The overall answer is yes, but this is a complex topic.
The two important measures of patient outcome are: long-term survival, and the impact on quality of life from graft-versus-host disease (GvHD). Sibling donors tend to trigger less GvHD. Also, sibling donors are available faster than searching for an unrelated donor, and patients have better survival when they go to transplant faster after diagnosis.

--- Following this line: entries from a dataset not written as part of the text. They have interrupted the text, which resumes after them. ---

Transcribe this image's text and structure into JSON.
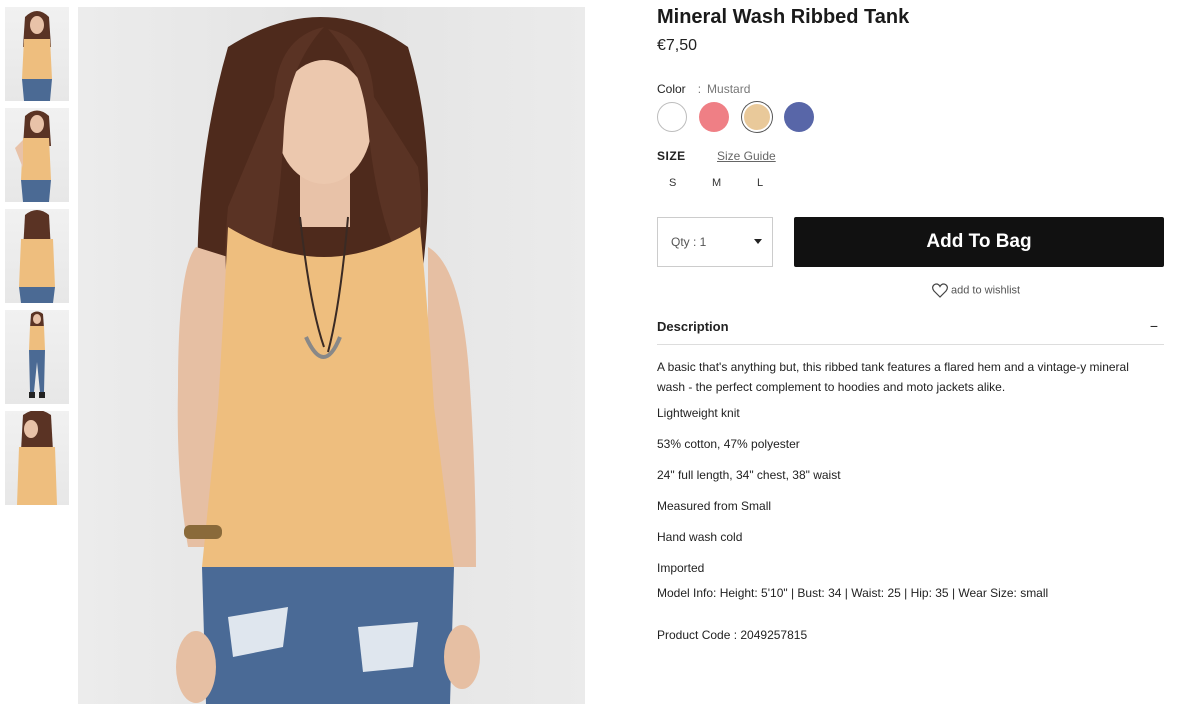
{
  "product": {
    "title": "Mineral Wash Ribbed Tank",
    "price": "€7,50"
  },
  "color": {
    "label": "Color",
    "separator": ":",
    "selected": "Mustard",
    "swatches": [
      "#ffffff",
      "#ef7f85",
      "#e9c99a",
      "#5866a8"
    ]
  },
  "size": {
    "label": "SIZE",
    "guide_link": "Size Guide",
    "options": [
      "S",
      "M",
      "L"
    ]
  },
  "purchase": {
    "qty_label": "Qty : 1",
    "add_to_bag": "Add To Bag",
    "wishlist": "add to wishlist"
  },
  "description": {
    "title": "Description",
    "toggle": "−",
    "paragraph": "A basic that's anything but, this ribbed tank features a flared hem and a vintage-y mineral wash - the perfect complement to hoodies and moto jackets alike.",
    "details": [
      "Lightweight knit",
      "53% cotton, 47% polyester",
      "24\" full length, 34\" chest, 38\" waist",
      "Measured from Small",
      "Hand wash cold",
      "Imported",
      "Model Info: Height: 5'10\" | Bust: 34 | Waist: 25 | Hip: 35 | Wear Size: small"
    ],
    "product_code": "Product Code : 2049257815"
  }
}
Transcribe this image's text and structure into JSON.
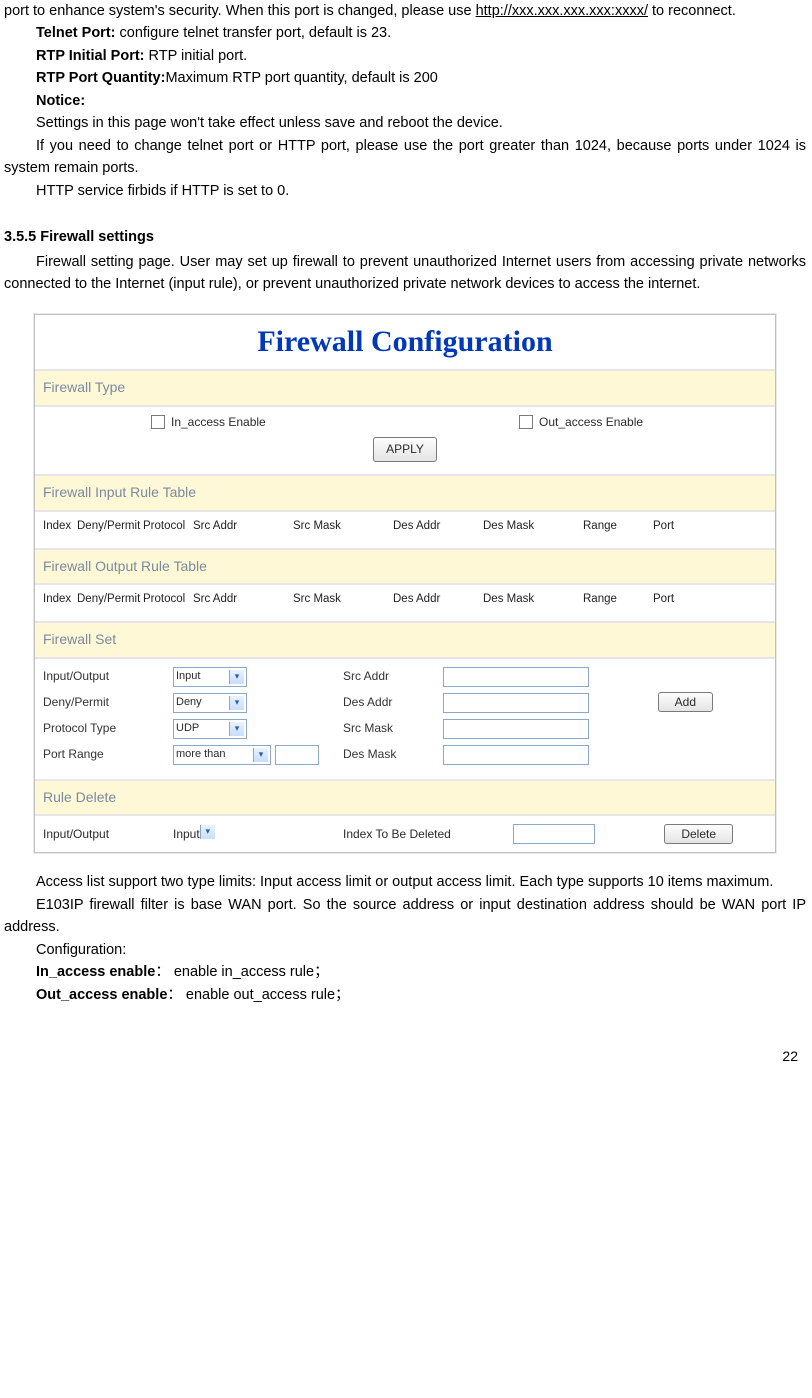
{
  "top": {
    "line1a": "port  to  enhance  system's  security.  When  this  port  is  changed,  please  use ",
    "url": "http://xxx.xxx.xxx.xxx:xxxx/",
    "line1b": " to reconnect.",
    "telnet_label": "Telnet Port:",
    "telnet_text": "    configure telnet transfer port, default is 23.",
    "rtp_init_label": "RTP Initial Port: ",
    "rtp_init_text": "RTP initial port.",
    "rtp_qty_label": "RTP Port Quantity:",
    "rtp_qty_text": "Maximum RTP port quantity, default is 200",
    "notice_label": "Notice:",
    "notice_line1": "Settings in this page won't take effect unless save and reboot the device.",
    "notice_line2": "If you need to change telnet port or HTTP port, please use the port greater than 1024, because ports under 1024 is system remain ports.",
    "notice_line3": "HTTP service firbids if HTTP is set to 0."
  },
  "section": {
    "num_title": "3.5.5 Firewall settings",
    "para": "Firewall setting page. User may set up firewall to prevent unauthorized Internet users from accessing private networks connected to the Internet (input rule), or prevent unauthorized private network devices to access the internet."
  },
  "ss": {
    "title": "Firewall Configuration",
    "ft_head": "Firewall Type",
    "in_access": "In_access Enable",
    "out_access": "Out_access Enable",
    "apply": "APPLY",
    "in_rule_head": "Firewall Input Rule Table",
    "out_rule_head": "Firewall Output Rule Table",
    "cols": {
      "idx": "Index",
      "dp": "Deny/Permit",
      "proto": "Protocol",
      "src": "Src Addr",
      "smask": "Src Mask",
      "des": "Des Addr",
      "dmask": "Des Mask",
      "range": "Range",
      "port": "Port"
    },
    "fs_head": "Firewall Set",
    "fs": {
      "io_lbl": "Input/Output",
      "io_val": "Input",
      "dp_lbl": "Deny/Permit",
      "dp_val": "Deny",
      "proto_lbl": "Protocol Type",
      "proto_val": "UDP",
      "port_lbl": "Port Range",
      "port_val": "more than",
      "src_lbl": "Src Addr",
      "des_lbl": "Des Addr",
      "smask_lbl": "Src Mask",
      "dmask_lbl": "Des Mask",
      "add_btn": "Add"
    },
    "rd_head": "Rule Delete",
    "rd": {
      "io_lbl": "Input/Output",
      "io_val": "Input",
      "idx_lbl": "Index To Be Deleted",
      "del_btn": "Delete"
    }
  },
  "after": {
    "line1": "Access list support two type limits: Input access limit or output access limit. Each type supports 10 items maximum.",
    "line2": "E103IP  firewall  filter  is  base  WAN  port.  So  the  source  address  or  input destination address should be WAN port IP address.",
    "cfg": "Configuration:",
    "in_lbl": "In_access enable",
    "in_txt": "： enable in_access rule；",
    "out_lbl": "Out_access enable",
    "out_txt": "： enable out_access rule；"
  },
  "page_number": "22"
}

The exact comparison of outcome between sibling or unrelated donor varies with the patient diagnosis. The NMDP website has a page on this, with numerous references. For many cancers the outcomes are comparable, although sibling donors have a slight edge. The largest study was by Weisdorf et al. 2002, for over 2900 patients with CML leukemia. When correcting for all other factors, the survival with sibling donor vs unrelated donor was 68% vs. 61%. Sibling donors show a significant improvement for pediatric cord blood transplants of hereditary disorders. The European Blood and Marrow Transplantation Group (EBMT) reported 3 year survival rates of 95% from a sibling donor vs. 61% from an unrelated donor.
Weisdorf, D.J. et al. Blood 2002; 99:1971-1977.
Bizzetto, R. et al. (EBMT) Haematologica 2011; 96(01):134-141
- How much blood and stem cells does a typical umbilical cord hold?
The median size of cord blood collections in family banks is 60mL or 2 ounces. That small volume of liquid corresponds to 470 million Total Nucleated Cells (TNC) or 1.8 million cells that test positive for the stem cell marker CD34. Thus, most healthy full-term babies have over a million blood-forming stem cells in their umbilical cord blood. By comparison, most public cord blood banks will only keep collections that are much bigger than average, and throw out the donations that are below a threshold of a billion TNC, corresponding to a blood volume of about 90-100 mL or 3 ounces.